Development and Characterisation of Novel Microscopy Reagents to Study Hormone Action

Wed, 30/01/2019 - 13:30 to 14:30


Hanna Buist

The ubiquitous small molecule, cyclic nucleotide, cyclic 3’,5’-adenosine monophosphate (cAMP), mediates the intracellular actions of a wide range of cell surface receptors for hormones, neurotransmitters and growth factors, as well as sensory stimuli. cAMP signalling is now known to occur in discrete sub-cellular compartments, or cAMP nanodomains, and is now widely viewed as the paradigm for “compartmentalised” cellular signalling in biological systems. Exchange protein directly activated by cAMP 1 (EPAC1) is an intracellular enzyme activated by cAMP that is involved in a wide variety of cellular and physiological processes, however reagents are lacking to study its association with nanodomains. For example, there is only one available EPAC1-specific antibody (5D3) that has been used for immunofluorescent staining to localise active EPAC1 in cells engineered to express EPAC1, but its uses in microscopy of non-engineered cells remain limited.
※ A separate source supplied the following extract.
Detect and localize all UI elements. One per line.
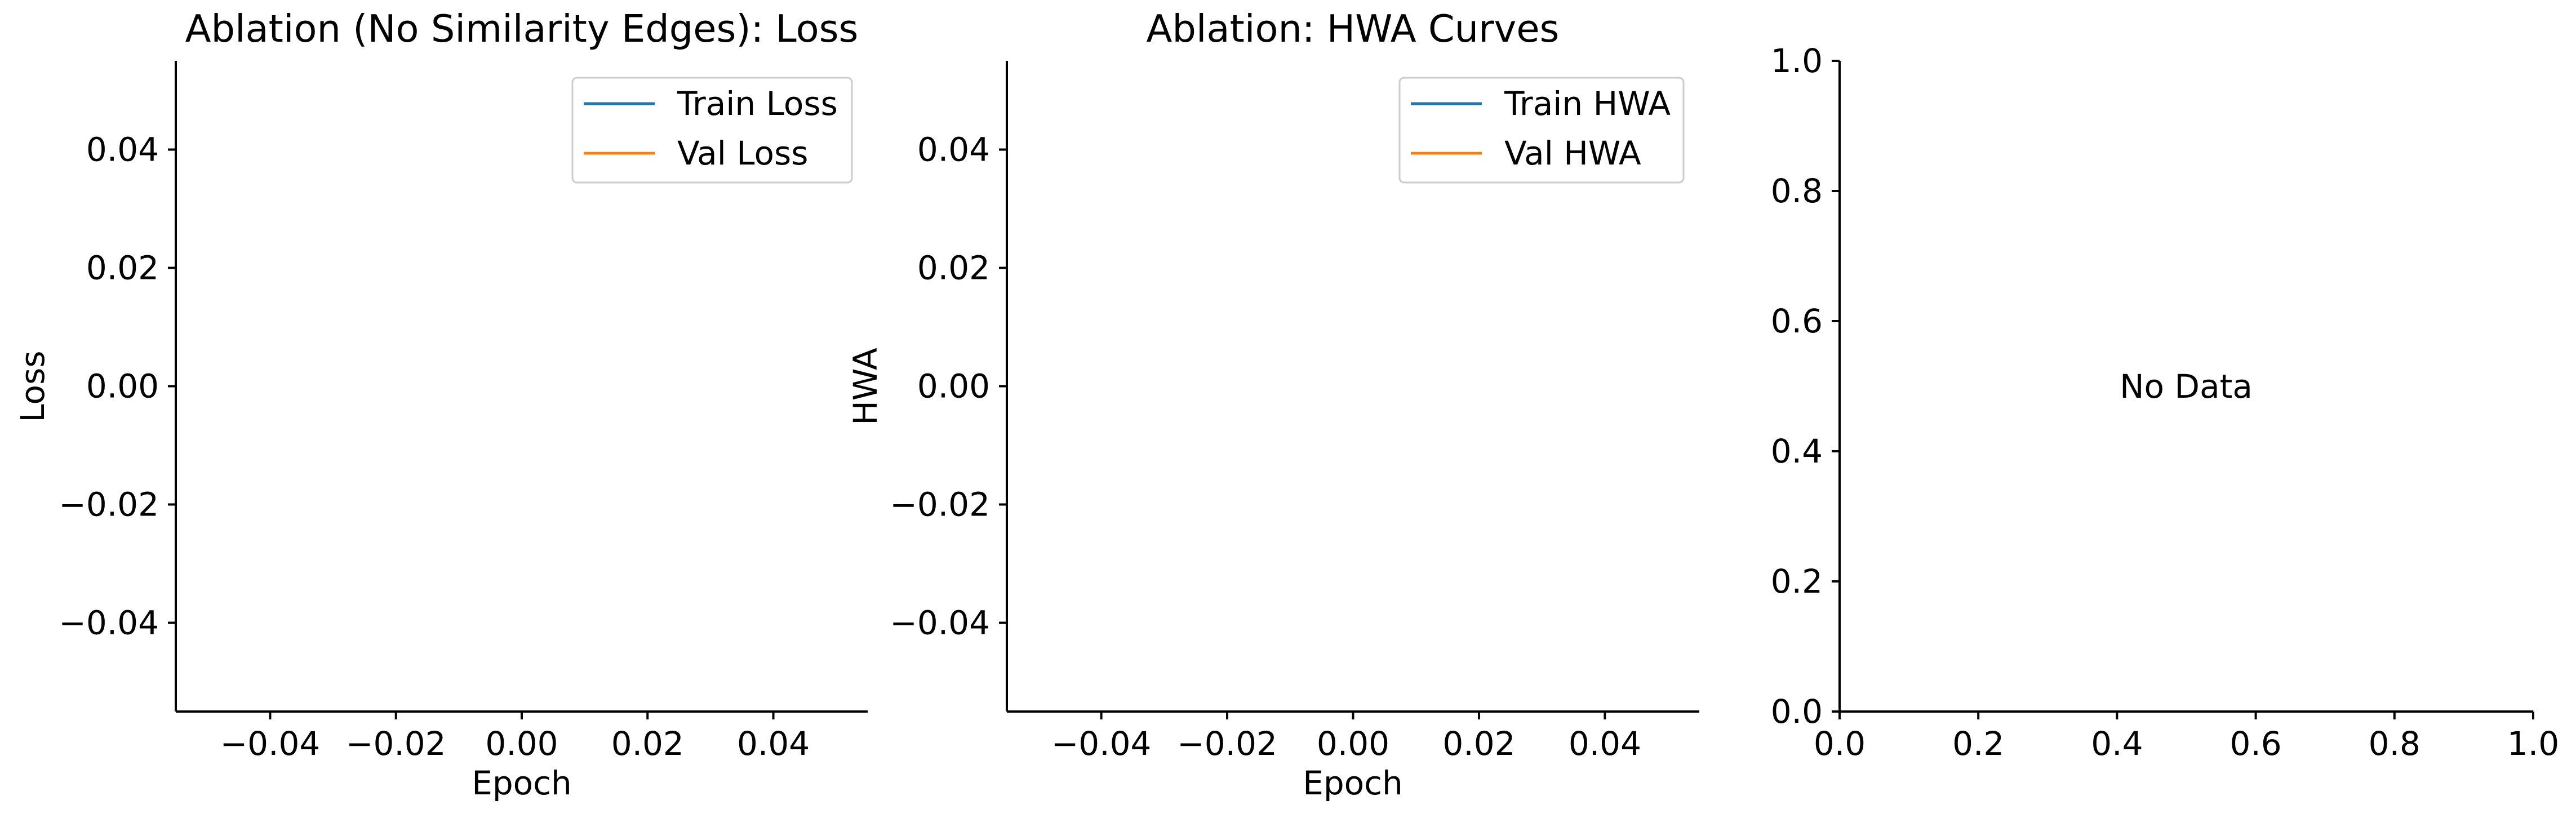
- loss-panel-y-axis-label: Loss: [14, 350, 52, 422]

To overcome the limits of antibodies, a number of alternatives have recently become available, including non-antibody scaffold proteins known as Affimers, which, unlike antibodies, do not require an animal host. Affimers are high affinity reagents that can be developed quickly with a number of advantages, including their small size (12-15 kDa), which makes super-resolution imaging a possibility, and structural stability even under the harshest conditions. I will describe the characterisation of five promising EPAC1-Affimer binder candidates with the aim of further developing the best Affimers as a tools for cell culture and microscopy.